Des événements éditoriaux
Et puis c’est la personnalité de l’interviewé qui ressort de ces entretiens : « Étant donné que l’interviewer cherche toujours à présenter au public une personne concrète, les livres-interviews ont le mérite de s’ouvrir sur la personnalité de l’interviewé, sur des aspects de sa vie quotidienne, de sa méthode de travail, de ses relations avec les autres (par exemple, le Préfet avec le pape Jean-Paul II), de ses sentiments et attitudes face aux situations et aux difficultés de la vie de l’Église. Ils sont donc une contribution importante pour la connaissance plus complète de la personnalité et de l’œuvre de Ratzinger. »
Le père Lombardi insiste sur le « langage accessible » de Joseph Ratzinger : « En même temps, ils offrent un ton discursif et un langage facilement accessible, des réponses synthétiques mais claires et parfois vraiment courageuses sur de nombreux thèmes importants et des débats affrontés par le cardinal Préfet ou par le pape, que ce soit dans le domaine doctrinal ou dans le domaine pastoral ou concernant le gouvernement de l’Église. En un certain sens, ils permettent de tracer une évaluation sur la situation de l’Église du point de vue exceptionnel de l’interviewé et un certain « bilan » de son service ecclésial. Il n’est donc pas du tout étrange que chacun de ces volumes ait représenté à chaque fois un « événement éditorial » important. »
Un pape émérite, c’est possible
Et de préciser la nouveauté de cet exercice: « Ainsi, dans le cas du premier livre-interview, « Entretien sur la foi », qui constituait une nouveauté absolue et, par conséquent, très audacieuse de la part d’un Préfet de la Congrégation pour la doctrine de la foi (sans parler du précédent Saint-Office…), la courageuse sévérité de son bilan sur la situation de l’Église après le Concile Vatican II, qu’il définit sans mâcher ses mots comme « une authentique crise qui doit être soignée et guérie », frappa beaucoup. Le préfet entrait aussi dans le vif des relations entre théologie et magistère, question sur laquelle, avec son identité de théologien, il était particulièrement attendu. En outre, il expliquait avec clarté sa vision des problèmes liés à la théologie de la libération et par conséquent la ligne suivie à ce propos par la Congrégation : une des questions les plus cruciales dans les premières années de sa responsabilité comme préfet. »

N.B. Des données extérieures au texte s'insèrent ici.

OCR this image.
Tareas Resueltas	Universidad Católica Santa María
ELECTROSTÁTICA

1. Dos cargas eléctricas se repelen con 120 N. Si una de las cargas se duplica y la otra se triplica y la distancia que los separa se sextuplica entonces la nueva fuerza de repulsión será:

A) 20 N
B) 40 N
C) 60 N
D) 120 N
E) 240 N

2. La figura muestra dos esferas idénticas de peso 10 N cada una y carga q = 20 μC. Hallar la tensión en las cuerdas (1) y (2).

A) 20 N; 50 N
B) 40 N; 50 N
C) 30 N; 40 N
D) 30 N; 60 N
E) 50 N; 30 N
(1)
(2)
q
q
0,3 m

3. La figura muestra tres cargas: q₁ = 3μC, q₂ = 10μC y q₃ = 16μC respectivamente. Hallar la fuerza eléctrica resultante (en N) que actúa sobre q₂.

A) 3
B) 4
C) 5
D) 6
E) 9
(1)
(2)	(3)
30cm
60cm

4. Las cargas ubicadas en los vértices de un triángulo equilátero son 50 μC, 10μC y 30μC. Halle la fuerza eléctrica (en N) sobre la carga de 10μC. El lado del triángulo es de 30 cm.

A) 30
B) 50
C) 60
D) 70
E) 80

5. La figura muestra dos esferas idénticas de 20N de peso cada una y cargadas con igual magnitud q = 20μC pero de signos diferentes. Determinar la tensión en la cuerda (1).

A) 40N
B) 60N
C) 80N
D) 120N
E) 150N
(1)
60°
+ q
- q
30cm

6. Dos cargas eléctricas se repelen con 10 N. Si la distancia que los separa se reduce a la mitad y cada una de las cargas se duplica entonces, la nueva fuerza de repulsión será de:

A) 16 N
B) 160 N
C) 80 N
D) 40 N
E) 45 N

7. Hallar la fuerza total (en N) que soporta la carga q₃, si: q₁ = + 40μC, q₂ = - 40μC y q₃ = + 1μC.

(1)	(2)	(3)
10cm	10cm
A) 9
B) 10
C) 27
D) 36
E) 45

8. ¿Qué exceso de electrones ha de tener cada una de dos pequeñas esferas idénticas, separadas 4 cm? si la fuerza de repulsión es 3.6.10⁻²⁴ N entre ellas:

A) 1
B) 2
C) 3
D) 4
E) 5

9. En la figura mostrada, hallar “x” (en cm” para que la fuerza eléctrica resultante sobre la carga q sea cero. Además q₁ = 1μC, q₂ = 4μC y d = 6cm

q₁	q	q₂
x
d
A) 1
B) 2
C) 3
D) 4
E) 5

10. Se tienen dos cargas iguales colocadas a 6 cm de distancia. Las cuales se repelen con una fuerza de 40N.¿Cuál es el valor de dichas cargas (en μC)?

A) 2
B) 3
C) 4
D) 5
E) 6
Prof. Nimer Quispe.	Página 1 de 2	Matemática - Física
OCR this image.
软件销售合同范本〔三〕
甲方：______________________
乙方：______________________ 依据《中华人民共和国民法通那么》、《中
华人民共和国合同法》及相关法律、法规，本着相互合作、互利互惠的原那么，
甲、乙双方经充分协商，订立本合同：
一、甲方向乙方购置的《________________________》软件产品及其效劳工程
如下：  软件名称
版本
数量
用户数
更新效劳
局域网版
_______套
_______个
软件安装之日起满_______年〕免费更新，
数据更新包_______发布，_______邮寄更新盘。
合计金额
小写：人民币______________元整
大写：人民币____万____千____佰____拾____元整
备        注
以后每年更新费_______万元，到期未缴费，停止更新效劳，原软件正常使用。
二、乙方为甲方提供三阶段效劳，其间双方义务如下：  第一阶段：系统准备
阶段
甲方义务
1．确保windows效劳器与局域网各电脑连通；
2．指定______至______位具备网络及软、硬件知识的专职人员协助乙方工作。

Le cardinal Ratzinger a aussi voulu répondre à lune « crise de la foi » : « À dix années de distance, le second livre-interview, « Sel de la terre », sera l’occasion d’un nouveau bilan sur la situation de l’Église au terme du millénaire. Ratzinger affirme clairement que le problème central est la crise de la foi, surtout dans les chrétientés occidentales, dans le contexte de la domination de la technique et du relativisme. Nous nous trouvons face à une réflexion sur la situation culturelle et spirituelle du monde, où l’Église doit se préparer à vivre en situation de minorité, mais pour cette raison elle et de plus en plus capable de porter l’annonce joyeuse de l’Évangile pour orienter le monde vers Dieu. Peut-être peut-on commencer à entrevoir les lignes d’orientation d’un futur pontificat, qui continuent de mûrir dans les années suivantes dans le troisième livre, « Dieu et le monde ». »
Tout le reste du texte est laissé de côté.